Recording consultations with physicians is extremely valuable, especially with regards to obtaining results of screening or diagnostic tests, biopsies, surgeries, or discussions about future cancer risks, or potential treatments.
Recording the consultation enables:
- ability to glean important information missed or not comprehended due to information overload, shock, language or hearing issues, etc.
- ability to share with loved ones who may not be able to attend the consultation
- improvement in patient recall and understanding of condition, risks, treatments
Learn how to use your phone’s “Voice Memo” app and practice
Breast Cancer Decision Services at UCSF is an exemplary program. I experienced first-hand how valuable their services were when I went there for a 2nd opinion with Dr. Laura Esserman in 2012. A PhD student contacted me to discuss my list of questions ahead of my scheduled appointment. She attended the consultation with me, recorded it, and took notes. After the visit, she sent me a summary of her notes and the recording of the visit.
I have listened back to recordings of several physician consultations and found myself hearing and learning new things that I may have missed at the time of the appointment. I did have one physician (a medical oncologist) who was not agreeable to recording the consultation. I wondered why and did not continue to see this physician.
In 2015, I listened back to a recording from my phone consultation with expert pathologist Dr. Michael Lagios who I consulted with for a 2nd pathology opinion in 2011. I thought it was an amazing amount of information that could really help women if they could listen to my questions and his answers. He kindly granted permission for me to share the 43 minute recording on DCIS 411:
“Health care overall is moving toward greater transparency and patient recordings are going to become more common. That means there would be tremendous benefit to patient advocacy groups, health care organizations, providers and policymakers working together to develop clear guidelines and policies around the responsible, positive use of open recordings.”

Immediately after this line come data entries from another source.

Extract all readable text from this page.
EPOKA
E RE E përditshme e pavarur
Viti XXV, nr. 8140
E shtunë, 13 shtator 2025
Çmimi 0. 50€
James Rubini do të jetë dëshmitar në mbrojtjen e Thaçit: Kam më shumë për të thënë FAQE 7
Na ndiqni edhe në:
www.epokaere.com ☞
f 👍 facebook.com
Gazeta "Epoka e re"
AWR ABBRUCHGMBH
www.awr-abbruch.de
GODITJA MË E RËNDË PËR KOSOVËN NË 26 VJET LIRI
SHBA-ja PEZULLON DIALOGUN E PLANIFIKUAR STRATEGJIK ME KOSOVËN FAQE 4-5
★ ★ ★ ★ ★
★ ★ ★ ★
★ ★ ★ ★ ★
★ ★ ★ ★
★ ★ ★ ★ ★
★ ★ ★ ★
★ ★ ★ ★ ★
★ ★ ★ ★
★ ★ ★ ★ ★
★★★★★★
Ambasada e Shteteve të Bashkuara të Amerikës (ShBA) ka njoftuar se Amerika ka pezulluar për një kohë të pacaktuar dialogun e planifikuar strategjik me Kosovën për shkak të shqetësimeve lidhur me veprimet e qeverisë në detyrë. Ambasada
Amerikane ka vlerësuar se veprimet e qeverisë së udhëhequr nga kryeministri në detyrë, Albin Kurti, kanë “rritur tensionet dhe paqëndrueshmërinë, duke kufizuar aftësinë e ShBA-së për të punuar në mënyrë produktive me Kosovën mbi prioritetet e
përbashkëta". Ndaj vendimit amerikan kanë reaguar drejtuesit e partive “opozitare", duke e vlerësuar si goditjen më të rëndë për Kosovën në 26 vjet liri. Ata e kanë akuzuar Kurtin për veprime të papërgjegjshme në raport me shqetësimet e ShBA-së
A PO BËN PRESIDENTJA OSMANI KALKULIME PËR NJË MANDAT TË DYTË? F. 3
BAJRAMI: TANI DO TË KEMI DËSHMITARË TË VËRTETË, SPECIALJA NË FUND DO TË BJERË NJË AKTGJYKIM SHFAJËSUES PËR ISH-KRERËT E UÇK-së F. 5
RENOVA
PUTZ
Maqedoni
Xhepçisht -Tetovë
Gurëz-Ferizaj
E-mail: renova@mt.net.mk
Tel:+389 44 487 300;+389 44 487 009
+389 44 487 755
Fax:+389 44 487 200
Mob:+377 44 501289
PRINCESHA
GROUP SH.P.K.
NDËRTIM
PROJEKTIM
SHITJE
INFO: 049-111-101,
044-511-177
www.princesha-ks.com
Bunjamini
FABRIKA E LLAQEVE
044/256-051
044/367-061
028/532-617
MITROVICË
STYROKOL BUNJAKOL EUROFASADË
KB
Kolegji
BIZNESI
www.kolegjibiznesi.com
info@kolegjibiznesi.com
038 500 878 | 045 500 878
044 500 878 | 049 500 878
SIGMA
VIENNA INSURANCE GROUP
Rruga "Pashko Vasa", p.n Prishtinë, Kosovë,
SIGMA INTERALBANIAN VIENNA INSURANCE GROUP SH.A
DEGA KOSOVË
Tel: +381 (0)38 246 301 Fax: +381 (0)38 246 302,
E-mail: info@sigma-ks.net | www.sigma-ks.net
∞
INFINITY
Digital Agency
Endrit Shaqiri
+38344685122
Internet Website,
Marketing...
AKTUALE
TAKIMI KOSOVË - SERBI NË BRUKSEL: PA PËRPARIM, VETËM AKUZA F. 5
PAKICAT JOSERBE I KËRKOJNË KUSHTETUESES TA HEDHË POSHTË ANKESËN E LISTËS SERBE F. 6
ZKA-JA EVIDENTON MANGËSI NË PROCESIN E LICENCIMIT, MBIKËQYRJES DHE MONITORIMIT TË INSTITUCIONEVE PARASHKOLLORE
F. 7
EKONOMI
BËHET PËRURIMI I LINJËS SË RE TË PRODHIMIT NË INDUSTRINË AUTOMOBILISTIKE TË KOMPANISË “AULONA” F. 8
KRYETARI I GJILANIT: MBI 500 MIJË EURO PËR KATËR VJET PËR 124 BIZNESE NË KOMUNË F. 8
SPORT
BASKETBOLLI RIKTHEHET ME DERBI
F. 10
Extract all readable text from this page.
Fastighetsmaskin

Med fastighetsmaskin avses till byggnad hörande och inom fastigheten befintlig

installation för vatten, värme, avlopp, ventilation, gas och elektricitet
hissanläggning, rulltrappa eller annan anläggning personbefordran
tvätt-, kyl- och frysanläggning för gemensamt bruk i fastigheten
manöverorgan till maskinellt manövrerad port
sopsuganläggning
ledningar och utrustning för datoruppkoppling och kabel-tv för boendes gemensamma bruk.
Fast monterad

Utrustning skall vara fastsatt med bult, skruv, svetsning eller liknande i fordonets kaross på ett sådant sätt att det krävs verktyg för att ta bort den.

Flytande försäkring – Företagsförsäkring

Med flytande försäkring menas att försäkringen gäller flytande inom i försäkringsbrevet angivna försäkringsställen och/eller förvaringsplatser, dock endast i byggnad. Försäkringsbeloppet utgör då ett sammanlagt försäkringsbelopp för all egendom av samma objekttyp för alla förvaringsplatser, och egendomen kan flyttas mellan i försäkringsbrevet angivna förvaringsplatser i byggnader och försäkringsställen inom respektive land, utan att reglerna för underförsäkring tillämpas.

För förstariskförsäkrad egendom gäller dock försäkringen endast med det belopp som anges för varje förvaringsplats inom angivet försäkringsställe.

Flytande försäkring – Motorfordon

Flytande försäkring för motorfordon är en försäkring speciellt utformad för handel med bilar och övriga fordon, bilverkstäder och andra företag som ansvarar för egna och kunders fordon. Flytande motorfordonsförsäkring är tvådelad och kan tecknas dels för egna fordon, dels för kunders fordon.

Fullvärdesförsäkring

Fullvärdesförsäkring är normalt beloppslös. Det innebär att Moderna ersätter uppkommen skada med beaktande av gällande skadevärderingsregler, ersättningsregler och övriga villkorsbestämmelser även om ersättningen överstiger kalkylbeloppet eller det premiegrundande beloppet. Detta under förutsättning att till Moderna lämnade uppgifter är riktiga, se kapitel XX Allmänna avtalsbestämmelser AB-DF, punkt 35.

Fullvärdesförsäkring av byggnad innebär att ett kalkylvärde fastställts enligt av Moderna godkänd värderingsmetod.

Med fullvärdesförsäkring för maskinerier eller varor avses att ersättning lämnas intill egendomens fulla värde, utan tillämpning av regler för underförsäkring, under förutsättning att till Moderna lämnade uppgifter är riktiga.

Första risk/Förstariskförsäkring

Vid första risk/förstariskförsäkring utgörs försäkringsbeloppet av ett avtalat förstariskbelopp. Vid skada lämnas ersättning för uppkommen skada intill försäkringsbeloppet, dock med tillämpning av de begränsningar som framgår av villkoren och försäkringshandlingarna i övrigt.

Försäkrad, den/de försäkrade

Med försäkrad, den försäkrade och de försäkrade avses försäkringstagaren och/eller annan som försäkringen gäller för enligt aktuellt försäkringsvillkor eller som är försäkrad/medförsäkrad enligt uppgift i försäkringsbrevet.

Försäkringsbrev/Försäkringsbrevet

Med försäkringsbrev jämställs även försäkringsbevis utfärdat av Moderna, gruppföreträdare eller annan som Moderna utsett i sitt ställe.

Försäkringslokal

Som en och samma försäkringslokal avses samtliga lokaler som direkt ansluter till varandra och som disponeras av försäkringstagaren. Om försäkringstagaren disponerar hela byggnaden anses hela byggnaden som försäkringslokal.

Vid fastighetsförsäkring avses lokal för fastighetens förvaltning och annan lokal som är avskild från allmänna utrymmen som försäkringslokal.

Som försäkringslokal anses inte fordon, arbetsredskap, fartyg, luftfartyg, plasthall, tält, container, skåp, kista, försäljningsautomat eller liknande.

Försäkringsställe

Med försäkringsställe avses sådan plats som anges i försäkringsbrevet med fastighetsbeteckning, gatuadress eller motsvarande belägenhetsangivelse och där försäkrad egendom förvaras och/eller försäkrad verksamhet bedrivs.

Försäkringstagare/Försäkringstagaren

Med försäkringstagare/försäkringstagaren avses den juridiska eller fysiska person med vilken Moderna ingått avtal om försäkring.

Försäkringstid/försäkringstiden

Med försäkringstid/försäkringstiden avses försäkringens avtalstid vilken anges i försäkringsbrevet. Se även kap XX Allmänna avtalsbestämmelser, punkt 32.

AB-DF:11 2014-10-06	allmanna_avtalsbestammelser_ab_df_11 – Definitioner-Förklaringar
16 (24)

Secretly Recording Your Doctor’s Appointments: Secret recording is increasingly common and many times legal
“39 of 50 states as well as the District of Columbia are single-party jurisdictions—where only one party needs to consent. In other words, in these jurisdictions, if somebody wants to record another person—including a clinical encounter—it’s legal.
There are 11 all-party-jurisdiction states in which both the clinician and patient must both consent to recording a conversation: California, California, Florida, Illinois, Maryland, Massachusetts, Michigan, Montana, New Hampshire, Oregon, Pennsylvania, and Washington. In these states, it’s a felony for a patient to record a physician without permission.
In single-party jurisdictions—or most of the United States—if a patient asks to record a clinical encounter and the clinician refuses, the patient can proceed to record the encounter anyway. The clinician must then choose to continue or terminate the encounter.
In all-party jurisdictions, the clinician must be asked by the patient to record the clinical encounter. Any illegal recording can then be reported by the clinician to the authorities. Possible repercussions include compensation for harm, attorney’s fees, and other costs, with disseminating the recording via the Internet being considered an additional violation.”